Plt. Kepala Dinas Kesehatan Kota Bandung, Anhar Hadian, dalam kesempatan yang sama membeberkan meskipun tren kasus DBD pada tahun 2025 mengalami penurunan dibandingkan tahun sebelumnya, kondisi cuaca yang tak menentu menjadi tantangan baru. Ia menyebut fenomena kemarau basah dapat menciptakan banyak tempat ideal bagi nyamuk berkembang biak.
“Tahun 2024 tercatat 7.680 kasus DBD. Sementara hingga Juni 2025, tercatat 1.653 kasus. Secara angka memang menurun, tapi kita tetap harus waspada. Kondisi cuaca sekarang ini, kemarau basah, sangat berpotensi meningkatkan kasus karena banyak tempat penampungan air yang terbentuk alami,” jelas Anhar.
Anhar menegaskan, sepanjang 2025, Pemkot Bandung tetap mengalokasikan anggaran khusus untuk penanganan DBD yang mencakup aspek promotif, preventif, hingga kuratif.
Anhar mengakui alokasi terbesar masih berada pada sektor pelayanan kesehatan karena menyangkut seluruh penyakit, termasuk DBD.
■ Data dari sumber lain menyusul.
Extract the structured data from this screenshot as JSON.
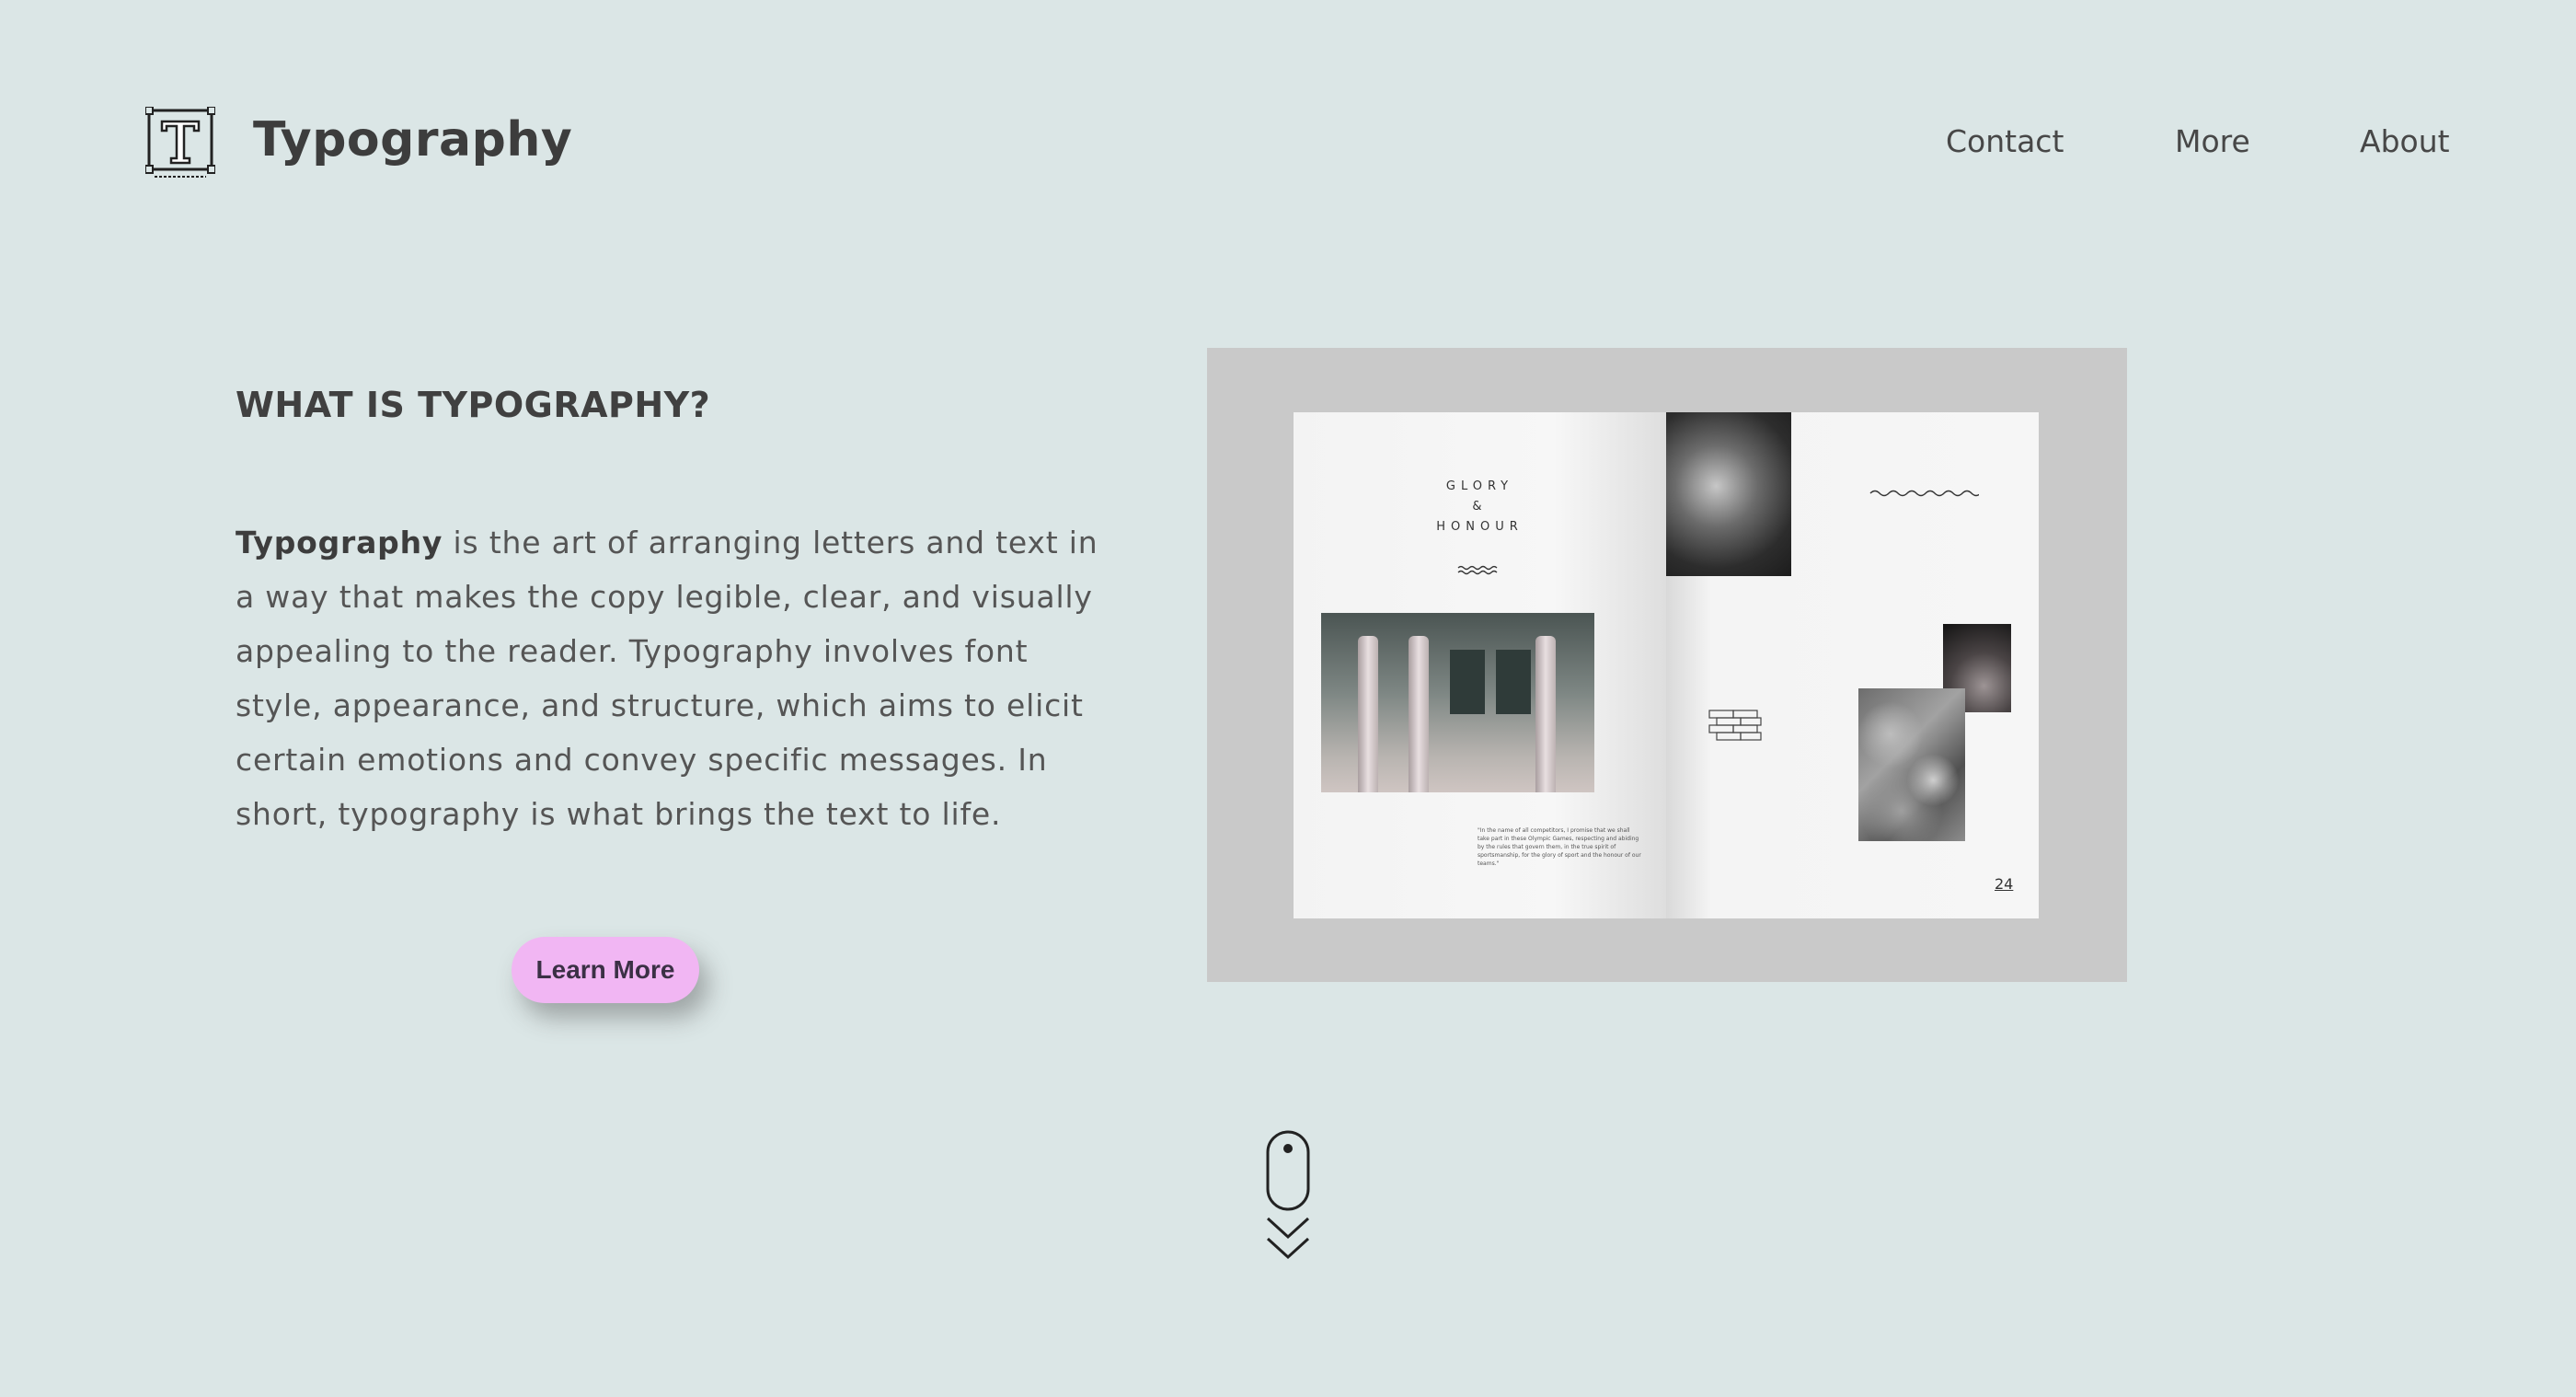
{
  "header": {
    "brand": "Typography",
    "logo_icon": "typography-frame-icon",
    "nav": {
      "contact": "Contact",
      "more": "More",
      "about": "About"
    }
  },
  "main": {
    "heading": "WHAT IS TYPOGRAPHY?",
    "paragraph_bold": "Typography",
    "paragraph_rest": " is the art of arranging letters and text in a way that makes the copy legible, clear, and visually appealing to the reader. Typography involves font style, appearance, and structure, which aims to elicit certain emotions and convey specific messages. In short, typography is what brings the text to life.",
    "button_label": "Learn More",
    "button_color": "#f1b6f3"
  },
  "magazine": {
    "title_line1": "GLORY",
    "title_line2": "&",
    "title_line3": "HONOUR",
    "quote": "\"In the name of all competitors, I promise that we shall take part in these Olympic Games, respecting and abiding by the rules that govern them, in the true spirit of sportsmanship, for the glory of sport and the honour of our teams.\"",
    "page_number": "24"
  },
  "scroll_icon": "mouse-scroll-down-icon",
  "colors": {
    "background": "#dbe6e6",
    "text": "#3f3f3f"
  }
}
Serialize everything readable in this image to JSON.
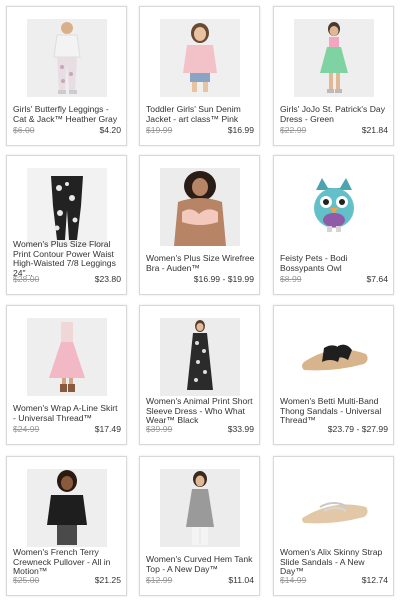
{
  "products": [
    {
      "title": "Girls' Butterfly Leggings - Cat & Jack™ Heather Gray",
      "original_price": "$6.00",
      "price": "$4.20",
      "image_icon": "leggings-kid-image"
    },
    {
      "title": "Toddler Girls' Sun Denim Jacket - art class™ Pink",
      "original_price": "$19.99",
      "price": "$16.99",
      "image_icon": "girl-pink-jacket-image"
    },
    {
      "title": "Girls' JoJo St. Patrick's Day Dress - Green",
      "original_price": "$22.99",
      "price": "$21.84",
      "image_icon": "girl-green-dress-image"
    },
    {
      "title": "Women's Plus Size Floral Print Contour Power Waist High-Waisted 7/8 Leggings 24\"...",
      "original_price": "$28.00",
      "price": "$23.80",
      "image_icon": "floral-leggings-image"
    },
    {
      "title": "Women's Plus Size Wirefree Bra - Auden™",
      "original_price": "",
      "price": "$16.99 - $19.99",
      "image_icon": "bra-model-image"
    },
    {
      "title": "Feisty Pets - Bodi Bossypants Owl",
      "original_price": "$8.99",
      "price": "$7.64",
      "image_icon": "owl-plush-image"
    },
    {
      "title": "Women's Wrap A-Line Skirt - Universal Thread™",
      "original_price": "$24.99",
      "price": "$17.49",
      "image_icon": "pink-skirt-image"
    },
    {
      "title": "Women's Animal Print Short Sleeve Dress - Who What Wear™ Black",
      "original_price": "$39.99",
      "price": "$33.99",
      "image_icon": "animal-print-dress-image"
    },
    {
      "title": "Women's Betti Multi-Band Thong Sandals - Universal Thread™",
      "original_price": "",
      "price": "$23.79 - $27.99",
      "image_icon": "black-sandal-image"
    },
    {
      "title": "Women's French Terry Crewneck Pullover - All in Motion™",
      "original_price": "$25.00",
      "price": "$21.25",
      "image_icon": "black-pullover-image"
    },
    {
      "title": "Women's Curved Hem Tank Top - A New Day™",
      "original_price": "$12.99",
      "price": "$11.04",
      "image_icon": "tank-top-image"
    },
    {
      "title": "Women's Alix Skinny Strap Slide Sandals - A New Day™",
      "original_price": "$14.99",
      "price": "$12.74",
      "image_icon": "slide-sandal-image"
    }
  ]
}
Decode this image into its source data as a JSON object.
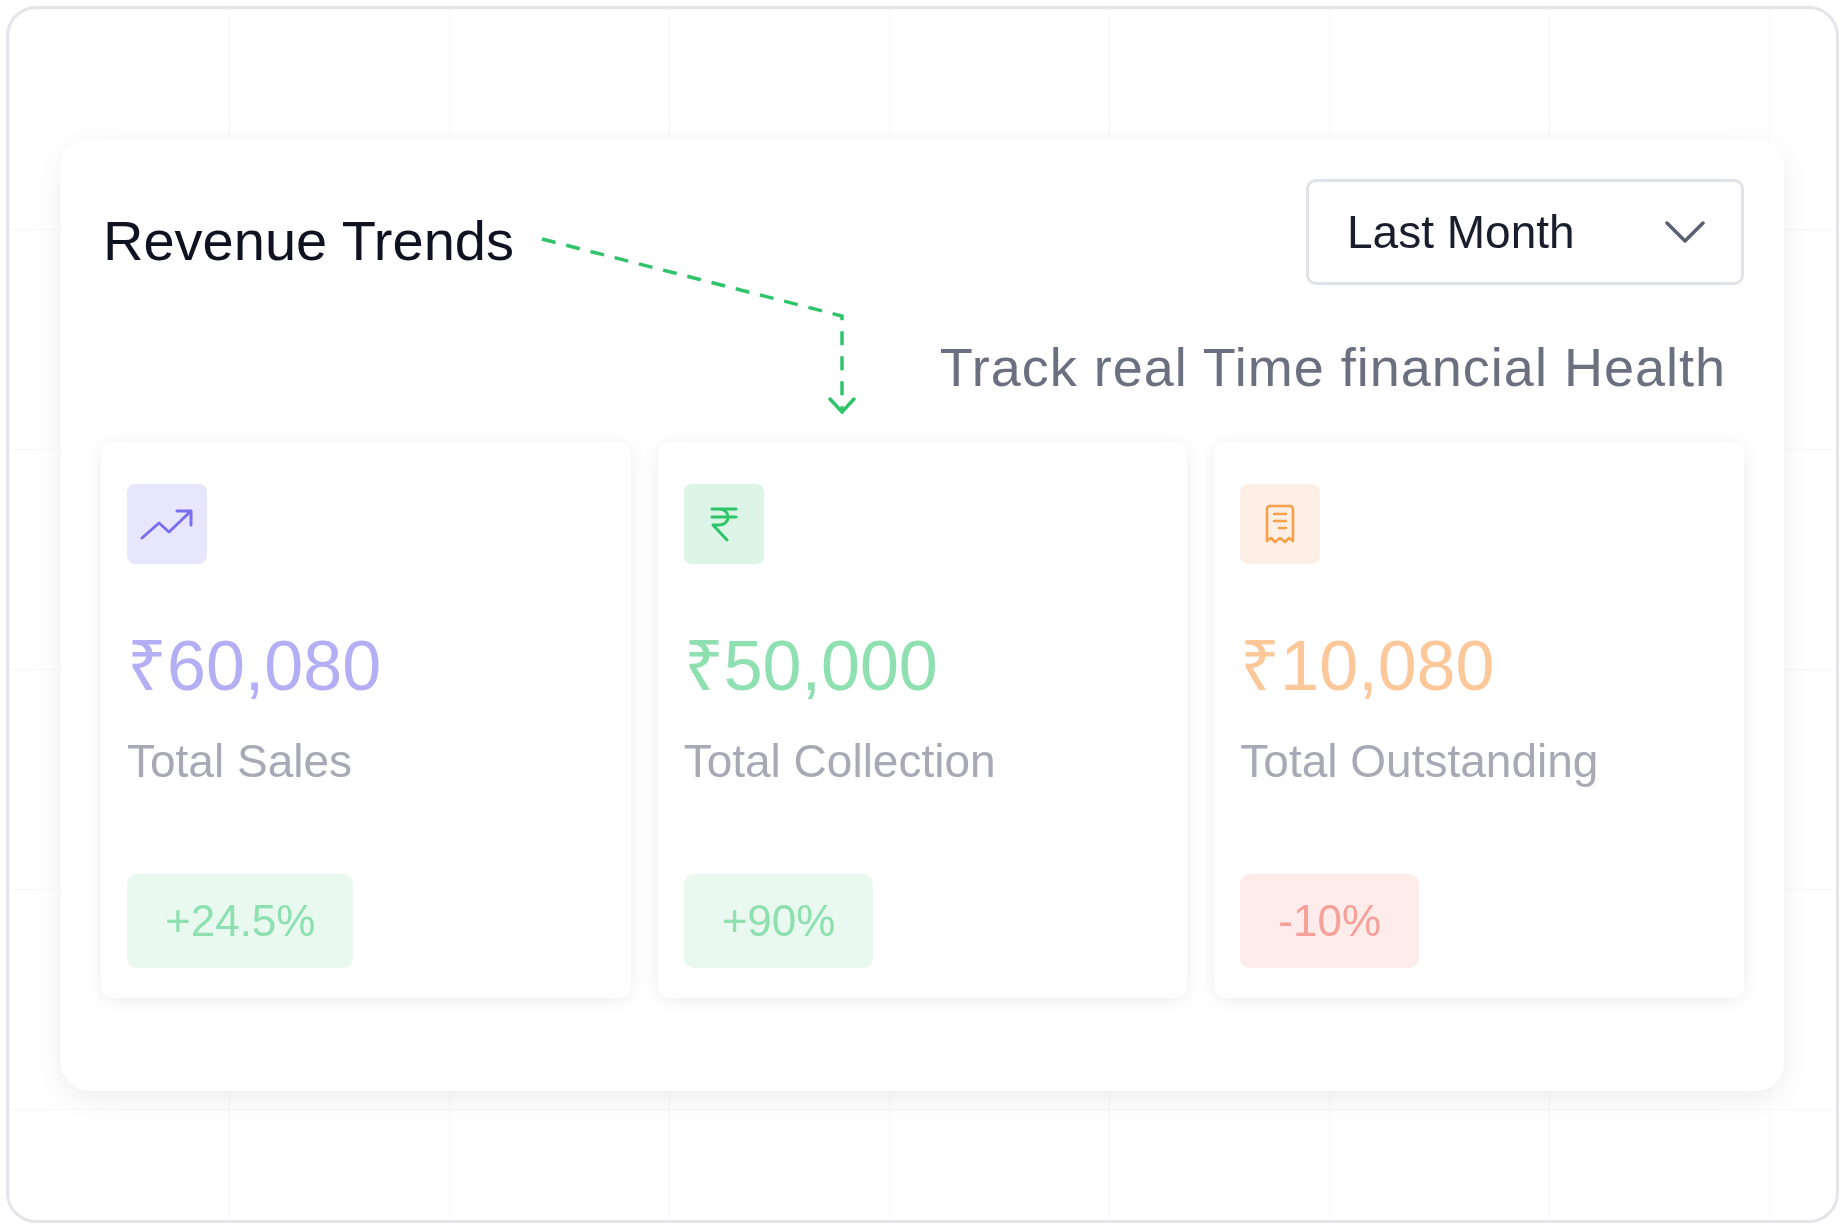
{
  "header": {
    "title": "Revenue Trends",
    "period": "Last Month"
  },
  "annotation": "Track real Time financial Health",
  "cards": [
    {
      "kind": "sales",
      "color": "#b4aef5",
      "value": "₹60,080",
      "label": "Total Sales",
      "change": "+24.5%",
      "negative": false
    },
    {
      "kind": "collection",
      "color": "#8ee0b0",
      "value": "₹50,000",
      "label": "Total Collection",
      "change": "+90%",
      "negative": false
    },
    {
      "kind": "outstanding",
      "color": "#fcc89a",
      "value": "₹10,080",
      "label": "Total Outstanding",
      "change": "-10%",
      "negative": true
    }
  ]
}
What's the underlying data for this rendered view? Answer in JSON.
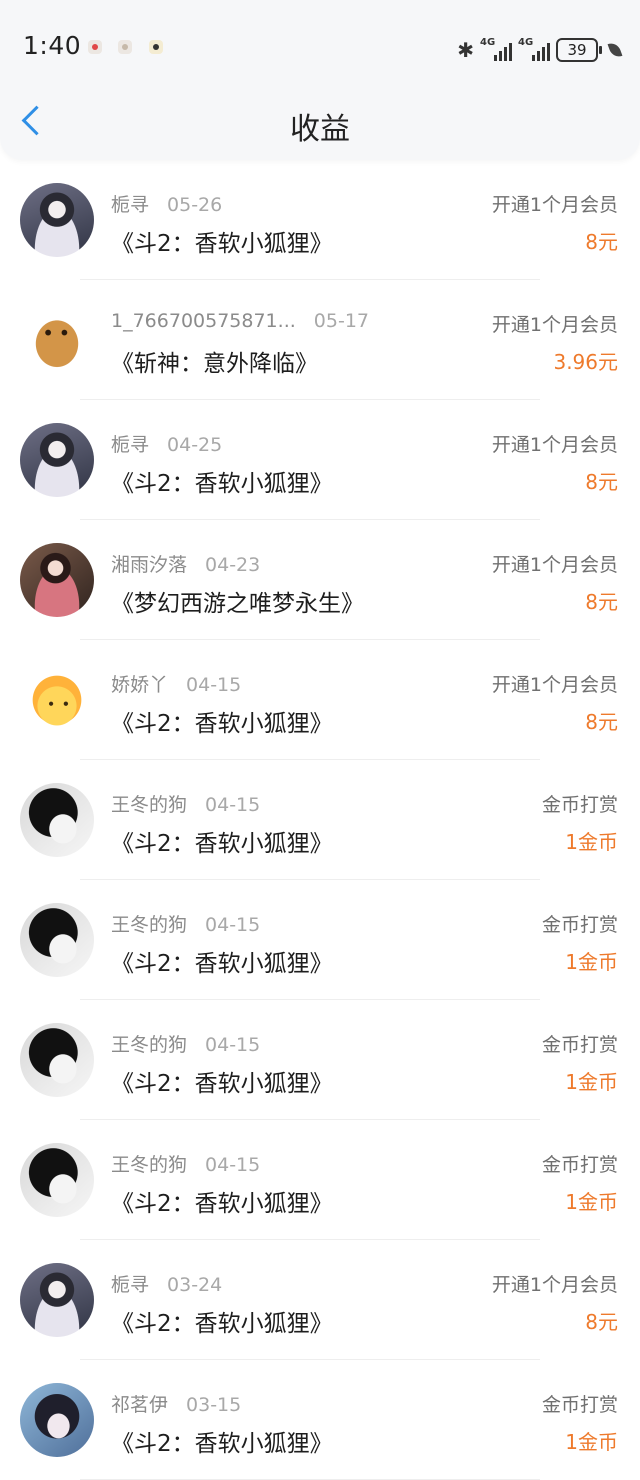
{
  "status_bar": {
    "time": "1:40",
    "battery": "39",
    "net1": "4G",
    "net2": "4G"
  },
  "header": {
    "title": "收益"
  },
  "colors": {
    "accent_blue": "#2f8fe6",
    "amount_orange": "#ee7a2c"
  },
  "icons": {
    "back": "chevron-left-icon"
  },
  "items": [
    {
      "user": "栀寻",
      "date": "05-26",
      "book": "《斗2：香软小狐狸》",
      "type": "开通1个月会员",
      "amount": "8元",
      "avatar": "girl-dark"
    },
    {
      "user": "1_766700575871...",
      "date": "05-17",
      "book": "《斩神：意外降临》",
      "type": "开通1个月会员",
      "amount": "3.96元",
      "avatar": "dog"
    },
    {
      "user": "栀寻",
      "date": "04-25",
      "book": "《斗2：香软小狐狸》",
      "type": "开通1个月会员",
      "amount": "8元",
      "avatar": "girl-dark"
    },
    {
      "user": "湘雨汐落",
      "date": "04-23",
      "book": "《梦幻西游之唯梦永生》",
      "type": "开通1个月会员",
      "amount": "8元",
      "avatar": "girl-book"
    },
    {
      "user": "娇娇丫",
      "date": "04-15",
      "book": "《斗2：香软小狐狸》",
      "type": "开通1个月会员",
      "amount": "8元",
      "avatar": "chick"
    },
    {
      "user": "王冬的狗",
      "date": "04-15",
      "book": "《斗2：香软小狐狸》",
      "type": "金币打赏",
      "amount": "1金币",
      "avatar": "anime-boy"
    },
    {
      "user": "王冬的狗",
      "date": "04-15",
      "book": "《斗2：香软小狐狸》",
      "type": "金币打赏",
      "amount": "1金币",
      "avatar": "anime-boy"
    },
    {
      "user": "王冬的狗",
      "date": "04-15",
      "book": "《斗2：香软小狐狸》",
      "type": "金币打赏",
      "amount": "1金币",
      "avatar": "anime-boy"
    },
    {
      "user": "王冬的狗",
      "date": "04-15",
      "book": "《斗2：香软小狐狸》",
      "type": "金币打赏",
      "amount": "1金币",
      "avatar": "anime-boy"
    },
    {
      "user": "栀寻",
      "date": "03-24",
      "book": "《斗2：香软小狐狸》",
      "type": "开通1个月会员",
      "amount": "8元",
      "avatar": "girl-dark"
    },
    {
      "user": "祁茗伊",
      "date": "03-15",
      "book": "《斗2：香软小狐狸》",
      "type": "金币打赏",
      "amount": "1金币",
      "avatar": "anime-girl"
    }
  ]
}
“Anggaran untuk DBD terbagi dari pencegahan sampai penanganan rumah sakit. Yang paling besar memang untuk pelayanan kesehatan karena mencakup seluruh penyakit. Data detailnya nanti akan kami sampaikan. Tapi perlu diketahui 99,8 persen warga Kota Bandung saat ini sudah bisa mengakses layanan rumah sakit, termasuk pengobatan untuk penderita DBD,” ungkap Anhar.
Di tengah berbagai pendekatan penanggulangan yang tersedia, Anhar menegaskan strategi Pemberantasan Sarang Nyamuk (PSN) tetap menjadi metode paling efektif. Fogging, penggunaan nyamuk ber-Wolbachia, atau inovasi lainnya tetap memerlukan dukungan PSN yang konsisten dari masyarakat.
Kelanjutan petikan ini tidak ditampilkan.